Uric’s own jaw twitched, but he said nothing. He’d not defy his prince aloud, though his every nerve went on high alert.
“Weylyn, I could live without. But we needher. My father would be cross if we left Weylyn there. Can you open a portal?”
Before Uric could deign to answer, Arlo stepped closer and interrupted. “Let’s go speak with Kerrigan.”
Valerio’s gaze strayed towards the man. There was an almost desperate edge to him, his eyes wide and manic.
“And why would we go speak to...Kerrigan?” Valerio inquired coolly, though everything about the question was mocking.
“He is our... collector, so to speak.” At Valerio’s raised brows, the man continued, “He has an arsenal of rare objects in his tent. Calls himself an artist. He makes the masks we wear to conceal our faces from humans. Kerrigan recently came into our camp a few months ago. I am sure he has something in his collection that could help us.”
“All due respect that you are not owed, I think your people have done enough.” Valerio’s pointed stare went straight to Everette’s red, crying face and back to Arlo.
Arlo’s jaw grinded together. “This isn’t a pissing competition,” he spat.
“You certainly treated it as one,” Valerio said. “And now look at what’s happened.”
The silence would shatter a blade.
“Please,” Arlo gritted out. “We have to try.”
Uric would not have blamed his prince if he chose to flip a vulgar gesture at the man and went about his own business. The entire camp had been less than welcoming since they had arrived.
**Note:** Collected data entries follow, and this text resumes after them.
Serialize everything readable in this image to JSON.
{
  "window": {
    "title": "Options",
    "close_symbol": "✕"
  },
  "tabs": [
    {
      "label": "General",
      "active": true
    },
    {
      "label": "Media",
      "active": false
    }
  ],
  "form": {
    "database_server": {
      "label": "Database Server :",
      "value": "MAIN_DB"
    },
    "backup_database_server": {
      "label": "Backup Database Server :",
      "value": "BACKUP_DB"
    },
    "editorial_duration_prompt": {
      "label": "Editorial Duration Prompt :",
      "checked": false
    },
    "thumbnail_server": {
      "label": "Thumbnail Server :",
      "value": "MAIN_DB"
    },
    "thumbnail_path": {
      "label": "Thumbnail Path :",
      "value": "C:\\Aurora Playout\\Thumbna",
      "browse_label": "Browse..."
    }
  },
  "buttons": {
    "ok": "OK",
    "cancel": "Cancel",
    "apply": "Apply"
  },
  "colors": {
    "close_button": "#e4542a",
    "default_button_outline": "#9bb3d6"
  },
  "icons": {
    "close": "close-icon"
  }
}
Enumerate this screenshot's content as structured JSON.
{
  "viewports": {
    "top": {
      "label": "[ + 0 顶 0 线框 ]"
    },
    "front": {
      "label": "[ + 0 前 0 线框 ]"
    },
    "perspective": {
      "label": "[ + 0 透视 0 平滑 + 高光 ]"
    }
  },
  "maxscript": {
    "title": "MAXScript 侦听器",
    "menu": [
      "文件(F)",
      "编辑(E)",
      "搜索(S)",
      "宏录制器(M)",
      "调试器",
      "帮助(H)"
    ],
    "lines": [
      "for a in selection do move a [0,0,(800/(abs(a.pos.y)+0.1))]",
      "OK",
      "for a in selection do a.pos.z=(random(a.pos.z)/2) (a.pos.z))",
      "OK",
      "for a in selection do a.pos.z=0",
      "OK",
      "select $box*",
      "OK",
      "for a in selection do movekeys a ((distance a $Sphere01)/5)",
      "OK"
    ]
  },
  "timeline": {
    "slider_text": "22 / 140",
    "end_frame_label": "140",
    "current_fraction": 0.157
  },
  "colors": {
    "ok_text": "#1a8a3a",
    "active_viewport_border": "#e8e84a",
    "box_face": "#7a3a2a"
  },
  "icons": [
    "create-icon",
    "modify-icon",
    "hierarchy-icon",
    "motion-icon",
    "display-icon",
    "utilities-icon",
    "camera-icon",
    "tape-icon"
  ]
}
Their animosity had been obvious, cutting. Had they the chance, they would have stuck their blades into the Resistance’s backs.
However, Uric knew, even before he saw his friend’s posture change, just what Valerio would say.
“Alright,” he agreed.
Uric bit back his growl of annoyance. Had it been up to him, he would have let his blade soar. Let it strike the halfling’s worthless heart. But Valerio had a cunning, if not too sympathetic, mind and saw everything as an opportunity to gain an ally.
Uric would not fault him that, even if it was what he wanted desperately to do.
“Lead the way, Arlo Blackwood.”
The tent of the so-called Kerrigan was a small thing that made Uric wonder how and what exactly he collected, as the thing appeared that it could hold nothing more than a simple cot.
Arlo stood on the outside of the closed tent flaps and called out, “Kerrigan?”
A low voice responded from inside. “Come in, Arlo. I’ve been expecting you and your guests.”